Proctor and Goldman are both private attorneys appointed by Sullivan from a list of defense lawyers who are eligible to represent indigent defendants in felony cases such as this one. Proctor's office is near the downtown Baltimore courthouse, and Goldman works in Alexandria, Va.
Authorities allege that White took control of the BGF gang at the city jail after his arrival in 2009 on an attempted-murder charge and built the network of corruption inside of the jail. The gang dealt marijuana, cigarettes, painkillers and cellphones that it smuggled in with help from corrections officers, several of whom were having sex with gang members, according to the indictment.

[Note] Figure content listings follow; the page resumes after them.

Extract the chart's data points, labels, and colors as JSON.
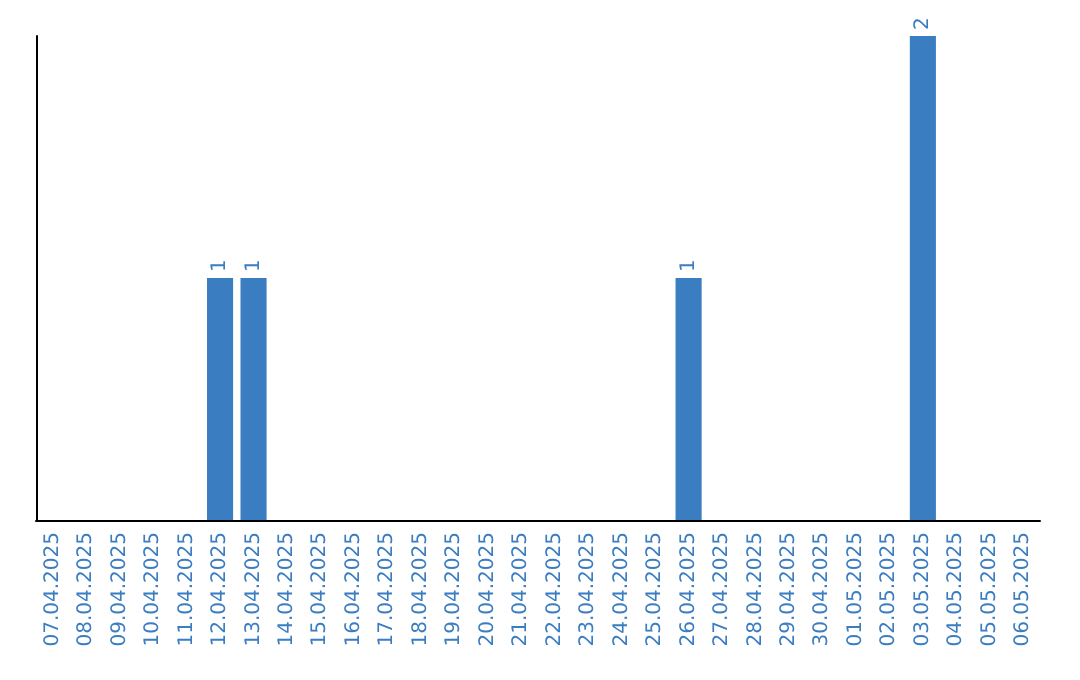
{
  "chart_data": {
    "type": "bar",
    "categories": [
      "07.04.2025",
      "08.04.2025",
      "09.04.2025",
      "10.04.2025",
      "11.04.2025",
      "12.04.2025",
      "13.04.2025",
      "14.04.2025",
      "15.04.2025",
      "16.04.2025",
      "17.04.2025",
      "18.04.2025",
      "19.04.2025",
      "20.04.2025",
      "21.04.2025",
      "22.04.2025",
      "23.04.2025",
      "24.04.2025",
      "25.04.2025",
      "26.04.2025",
      "27.04.2025",
      "28.04.2025",
      "29.04.2025",
      "30.04.2025",
      "01.05.2025",
      "02.05.2025",
      "03.05.2025",
      "04.05.2025",
      "05.05.2025",
      "06.05.2025"
    ],
    "values": [
      0,
      0,
      0,
      0,
      0,
      1,
      1,
      0,
      0,
      0,
      0,
      0,
      0,
      0,
      0,
      0,
      0,
      0,
      0,
      1,
      0,
      0,
      0,
      0,
      0,
      0,
      2,
      0,
      0,
      0
    ],
    "value_labels": [
      null,
      null,
      null,
      null,
      null,
      "1",
      "1",
      null,
      null,
      null,
      null,
      null,
      null,
      null,
      null,
      null,
      null,
      null,
      null,
      "1",
      null,
      null,
      null,
      null,
      null,
      null,
      "2",
      null,
      null,
      null
    ],
    "color": "#3b7dc1",
    "tick_labels": "x",
    "grid": false
  }
}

The gang's "minister of finance" also collected dues from members and levies from nonmember inmates, funneling money to gang leaders on the outside, the indictment alleges.
The separate attempted murder case against White went to trial twice but ended in a hung jury both times.
Sullivan said he would like to see White in a place "where you'll be safe" and eventually moved to federal custody. But for now, Sullivan said, White would remain in state prison.
Linder, who was suspended without pay by the jail, was visibly pregnant at her initial appearance and arraignment.
Sullivan agreed to let her walk out of the courthouse but told her she could not leave Maryland or metropolitan Washington. He also warned her not to have contact with potential witnesses, including any of her co-defendants, saying she would be brought back before him for "any, any, any, any" improper contact.
"I take this very seriously," Sullivan said. "That means what it means — no contact."
He asked if she understood.
"I understand, yes," Linder told the judge.